Sie geizen nicht mit ihren Reizen, was meinen müden Augen stets guttut. Rita
Cargelo dagegen... Wo andere Filmsternchen am liebsten drei Brüste hätten, um
möglichst viel zur Schau zu stellen, setzte sie auf die Kontrastkarte. Ein
Dekolleté besaß sie praktisch nicht, ihre Beine verschwanden unter fast
bodenlangen Kleidern, und wenn das Drehbuch unbedingt so etwas wie ein
Handgemenge verlangte, so konnte man eventuell etwas Haut blitzen sehen. Aber
wirklich nur blitzen, mehr nicht! Und die sensationshungrige Menge strömte wie
eine Schafherde ins Kino, in der Hoffnung, eben dieses Blitzen zu erhaschen.
Ein raffinierter Geizhals, diese Rita Cargelo! Doch kommen wir wieder auf
Victor Coulon zurück:
    „Das ist eine nette Frau!“ rief er. „Auch wenn
sie der Erfolg verwöhnt hat und sie sich vielleicht nicht immer korrekt
verhält, ohne es zu wollen... Jedenfalls hat sie alles versucht, um Simone die
Illusion auszureden. Aber meine Tochter ist störrisch wie ein Esel. Sie will
nichts davon hören und bedrängt Rita, daß es nicht mehr feierlich ist. Rita
soll sie den Produzenten empfehlen. Bis in die Studios ist sie ihr
hinterhergelaufen... Wissen Sie, daß Rita begonnen hat, in Paris einen Film zu
drehen, und daß noch weitere folgen sollen? Bisher hat sie noch nie in
Frankreich gearbeitet. Warum, weiß ich nicht. Sie hat in Rom gedreht, in London,
in Hollywood, aber noch nie hier bei uns. Wahrscheinlich ist das ‘ne Geldfrage.

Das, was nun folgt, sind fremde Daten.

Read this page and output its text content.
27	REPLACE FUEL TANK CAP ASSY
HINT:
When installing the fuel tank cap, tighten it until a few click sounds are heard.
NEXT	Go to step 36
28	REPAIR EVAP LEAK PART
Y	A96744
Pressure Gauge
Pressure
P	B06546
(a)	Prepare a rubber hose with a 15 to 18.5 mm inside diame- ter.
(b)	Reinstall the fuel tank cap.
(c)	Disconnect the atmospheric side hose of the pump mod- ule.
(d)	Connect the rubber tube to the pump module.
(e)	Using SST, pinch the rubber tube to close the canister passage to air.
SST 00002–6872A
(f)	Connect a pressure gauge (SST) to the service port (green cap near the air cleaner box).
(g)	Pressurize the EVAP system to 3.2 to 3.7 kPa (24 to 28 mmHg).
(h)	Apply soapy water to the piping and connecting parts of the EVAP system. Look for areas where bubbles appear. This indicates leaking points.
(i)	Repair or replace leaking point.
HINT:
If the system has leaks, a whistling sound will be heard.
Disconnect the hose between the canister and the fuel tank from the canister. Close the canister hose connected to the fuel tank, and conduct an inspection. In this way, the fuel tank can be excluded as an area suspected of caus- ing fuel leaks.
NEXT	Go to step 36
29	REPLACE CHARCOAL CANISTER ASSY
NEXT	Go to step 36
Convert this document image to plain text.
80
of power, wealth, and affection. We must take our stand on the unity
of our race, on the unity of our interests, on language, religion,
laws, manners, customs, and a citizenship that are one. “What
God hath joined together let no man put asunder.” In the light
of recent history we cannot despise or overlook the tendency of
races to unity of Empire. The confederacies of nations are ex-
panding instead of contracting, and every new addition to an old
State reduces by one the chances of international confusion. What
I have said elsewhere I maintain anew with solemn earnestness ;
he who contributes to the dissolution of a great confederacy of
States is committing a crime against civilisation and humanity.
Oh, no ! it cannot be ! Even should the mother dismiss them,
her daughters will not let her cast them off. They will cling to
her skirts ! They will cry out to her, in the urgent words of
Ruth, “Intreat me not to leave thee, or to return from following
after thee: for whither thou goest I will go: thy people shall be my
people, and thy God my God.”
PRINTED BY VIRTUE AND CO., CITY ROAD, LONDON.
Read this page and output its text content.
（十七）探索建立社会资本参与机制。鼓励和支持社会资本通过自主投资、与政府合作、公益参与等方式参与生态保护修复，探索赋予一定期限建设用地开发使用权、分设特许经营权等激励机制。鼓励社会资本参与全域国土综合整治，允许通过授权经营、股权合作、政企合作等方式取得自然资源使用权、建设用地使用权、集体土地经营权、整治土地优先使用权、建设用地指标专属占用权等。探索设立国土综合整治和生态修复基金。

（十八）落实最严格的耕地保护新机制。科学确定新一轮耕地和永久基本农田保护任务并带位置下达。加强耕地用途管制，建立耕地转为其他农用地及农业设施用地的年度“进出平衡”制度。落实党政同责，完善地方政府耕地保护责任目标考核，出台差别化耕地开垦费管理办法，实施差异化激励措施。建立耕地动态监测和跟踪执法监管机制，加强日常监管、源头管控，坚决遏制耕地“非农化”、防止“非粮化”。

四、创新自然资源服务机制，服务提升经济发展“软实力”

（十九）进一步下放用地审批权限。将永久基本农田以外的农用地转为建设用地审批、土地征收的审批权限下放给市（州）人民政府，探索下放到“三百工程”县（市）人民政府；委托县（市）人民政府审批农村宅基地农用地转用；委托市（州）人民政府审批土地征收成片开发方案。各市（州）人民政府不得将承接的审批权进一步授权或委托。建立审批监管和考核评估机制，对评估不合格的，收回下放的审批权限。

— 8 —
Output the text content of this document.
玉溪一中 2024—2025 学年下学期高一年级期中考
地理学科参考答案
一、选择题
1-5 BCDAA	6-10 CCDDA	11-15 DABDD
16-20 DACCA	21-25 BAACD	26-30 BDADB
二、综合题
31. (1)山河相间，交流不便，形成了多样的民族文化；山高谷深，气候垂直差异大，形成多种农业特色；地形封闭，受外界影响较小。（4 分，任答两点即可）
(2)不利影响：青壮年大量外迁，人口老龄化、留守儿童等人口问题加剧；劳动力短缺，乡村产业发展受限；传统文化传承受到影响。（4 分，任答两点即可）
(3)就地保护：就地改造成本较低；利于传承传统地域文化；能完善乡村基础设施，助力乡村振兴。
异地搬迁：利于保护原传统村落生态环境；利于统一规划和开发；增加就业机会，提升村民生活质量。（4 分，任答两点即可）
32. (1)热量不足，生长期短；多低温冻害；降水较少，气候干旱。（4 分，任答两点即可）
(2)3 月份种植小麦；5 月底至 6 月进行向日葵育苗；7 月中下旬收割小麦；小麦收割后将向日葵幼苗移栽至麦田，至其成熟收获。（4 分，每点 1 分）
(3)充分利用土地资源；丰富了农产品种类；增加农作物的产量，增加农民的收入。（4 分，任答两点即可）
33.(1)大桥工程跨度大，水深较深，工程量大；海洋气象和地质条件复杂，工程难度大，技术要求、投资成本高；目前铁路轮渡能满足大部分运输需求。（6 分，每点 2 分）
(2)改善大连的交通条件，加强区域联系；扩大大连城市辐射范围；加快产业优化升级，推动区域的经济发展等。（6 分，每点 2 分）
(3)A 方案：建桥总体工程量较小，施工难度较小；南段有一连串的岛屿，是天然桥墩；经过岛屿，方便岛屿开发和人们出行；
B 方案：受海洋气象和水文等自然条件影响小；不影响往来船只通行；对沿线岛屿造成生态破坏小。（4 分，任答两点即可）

Na ja, jetzt tut sie’s! Schließlich kann sie ihrem eigenen Land nicht auf ewige
Zeiten die kalte Schulter zeigen, oder? Ich freue mich für Rita. Für sie und
für alle anderen. Aber meiner Tochter tut das gar nicht gut.“
    Er sprach von der Schauspielerin wie von einer
alten Bekannten. Zählte er etwa zu ihren Freunden?
    „Zählen Sie zu den Freunden von Rita Cargelo?“
fragte ich ihn.
    „Das könnte man so sagen, ja.“
    Seine Brust schwoll vor Stolz an. Er wollte zwar
nicht, daß seine Tochter zum Film ging, war aber mächtig stolz darauf, einen
Leinwandstar näher zu kennen. So ist das nun mal!
    „Wir haben ein paar Weekends miteinander
verbracht“, erklärte er. „Genauer gesagt, ich bin ein Freund ihres zukünftigen
Mannes, Louis Rigaud, des Schiffsreeders. Sie haben doch sicher schon davon
gehört, oder?“
    „Von der bevorstehenden Hochzeit? Allerdings!
Die Jahrhunderthochzeit des Jahres...“
    „Und von Rigaud?“
    „Von dem auch, gezwungenermaßen. Der Bräutigam
des Jahres... oder des Jahrhunderts, was weiß ich. Er ist Reeder, sagten Sie?“
    Ich fragte das, um etwas zu sagen. Da wir nun
schon mal ein künstlerisch-mondänes Gespräch begonnen hatten, konnten wir es
auch fortsetzen. Ich hatte schon alle Hoffnungen aufgegeben, daß der dicke
Coulon mich über Anlaß und Ziel seines Besuches aufklären würde.
    „Ja, ja“, erwiderte er stolz. „Ein riesiges
Unternehmen! Mehrere Schiffe in jedem Hafen, wie man so sagt. Wir arbeiten seit
langem zusammen. Das heißt, ich habe vor allem mit seinem Vater
zusammengearbeitet. Jetzt, wo der tot ist, mache ich mit dem Sohn weiter, den
ich übrigens schon von Kindesbeinen an kenne. Na ja, kurz und gut, er hat uns
seine Zukünftige vorgestellt, und seitdem ist Simone völlig aus dem Häuschen.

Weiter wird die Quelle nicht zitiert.